Virtual memory systems page only when they must. If you have enough RAM to hold all executing programs in real memory, none of them will ever be paged. If G2 needs more than the amount of RAM your computer provides, or some other program competes with G2 for that memory, the operating system will page G2 as needed to provide the necessary memory virtually.

Moderate amounts of paging do not typically cause significant performance problems. However, incessant paging (thrashing) caused by lack of RAM can drastically degrade performance. Gensym strongly advises against attempting to use G2 under such circumstances.
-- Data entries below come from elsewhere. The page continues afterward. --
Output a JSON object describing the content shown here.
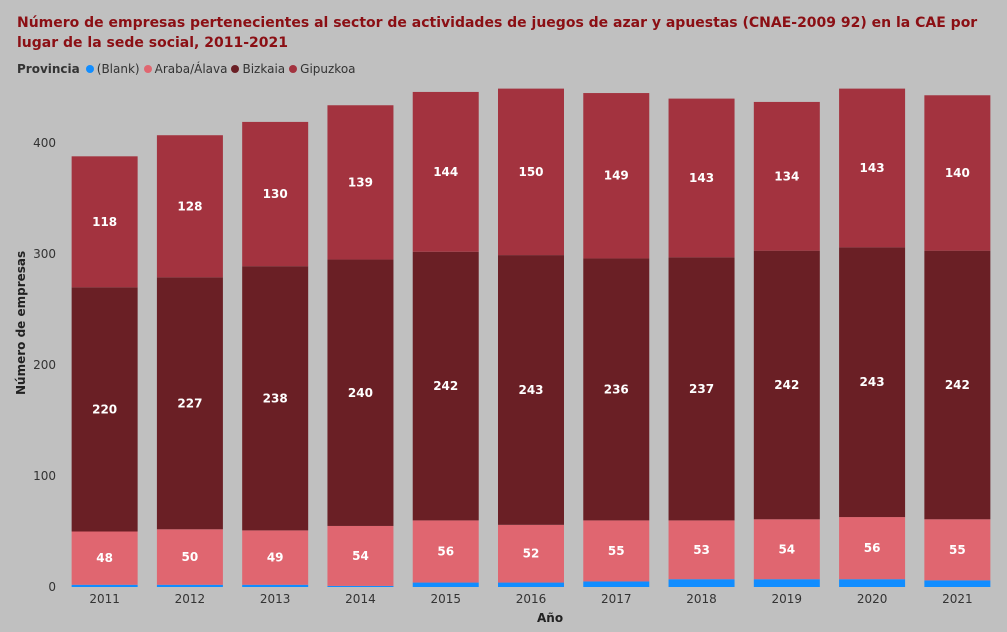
{
  "chart_data": {
    "type": "bar",
    "stacked": true,
    "title": "Número de empresas pertenecientes al sector de actividades de juegos de azar y apuestas (CNAE-2009 92) en la CAE por lugar de la sede social, 2011-2021",
    "xlabel": "Año",
    "ylabel": "Número de empresas",
    "legend_title": "Provincia",
    "legend_position": "top-left",
    "ylim": [
      0,
      450
    ],
    "yticks": [
      0,
      100,
      200,
      300,
      400
    ],
    "grid": false,
    "categories": [
      "2011",
      "2012",
      "2013",
      "2014",
      "2015",
      "2016",
      "2017",
      "2018",
      "2019",
      "2020",
      "2021"
    ],
    "series": [
      {
        "name": "(Blank)",
        "color": "#118dff",
        "values": [
          2,
          2,
          2,
          1,
          4,
          4,
          5,
          7,
          7,
          7,
          6
        ],
        "labels_shown": false
      },
      {
        "name": "Araba/Álava",
        "color": "#e06670",
        "values": [
          48,
          50,
          49,
          54,
          56,
          52,
          55,
          53,
          54,
          56,
          55
        ],
        "labels_shown": true
      },
      {
        "name": "Bizkaia",
        "color": "#6a1f25",
        "values": [
          220,
          227,
          238,
          240,
          242,
          243,
          236,
          237,
          242,
          243,
          242
        ],
        "labels_shown": true
      },
      {
        "name": "Gipuzkoa",
        "color": "#a3333f",
        "values": [
          118,
          128,
          130,
          139,
          144,
          150,
          149,
          143,
          134,
          143,
          140
        ],
        "labels_shown": true
      }
    ]
  }
}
Determining RAM Requirements

To determine how much RAM you need, measure the total G2 memory requirement as described under Measuring Memory with Operating System Commands. You should have at least that much RAM in your machine, preferably at least 16 MB more, and in no event less than 48MB. See the G2 Software Installation Guide for further information.

If you intend to run other programs on the machine that runs G2, you should provide additional RAM as needed to prevent them from competing excessively with G2. Many installations provide monitoring tools that can be used to measure how different processes use virtual memory. These can be helpful in deciding how much more RAM to provide when G2 does not run alone.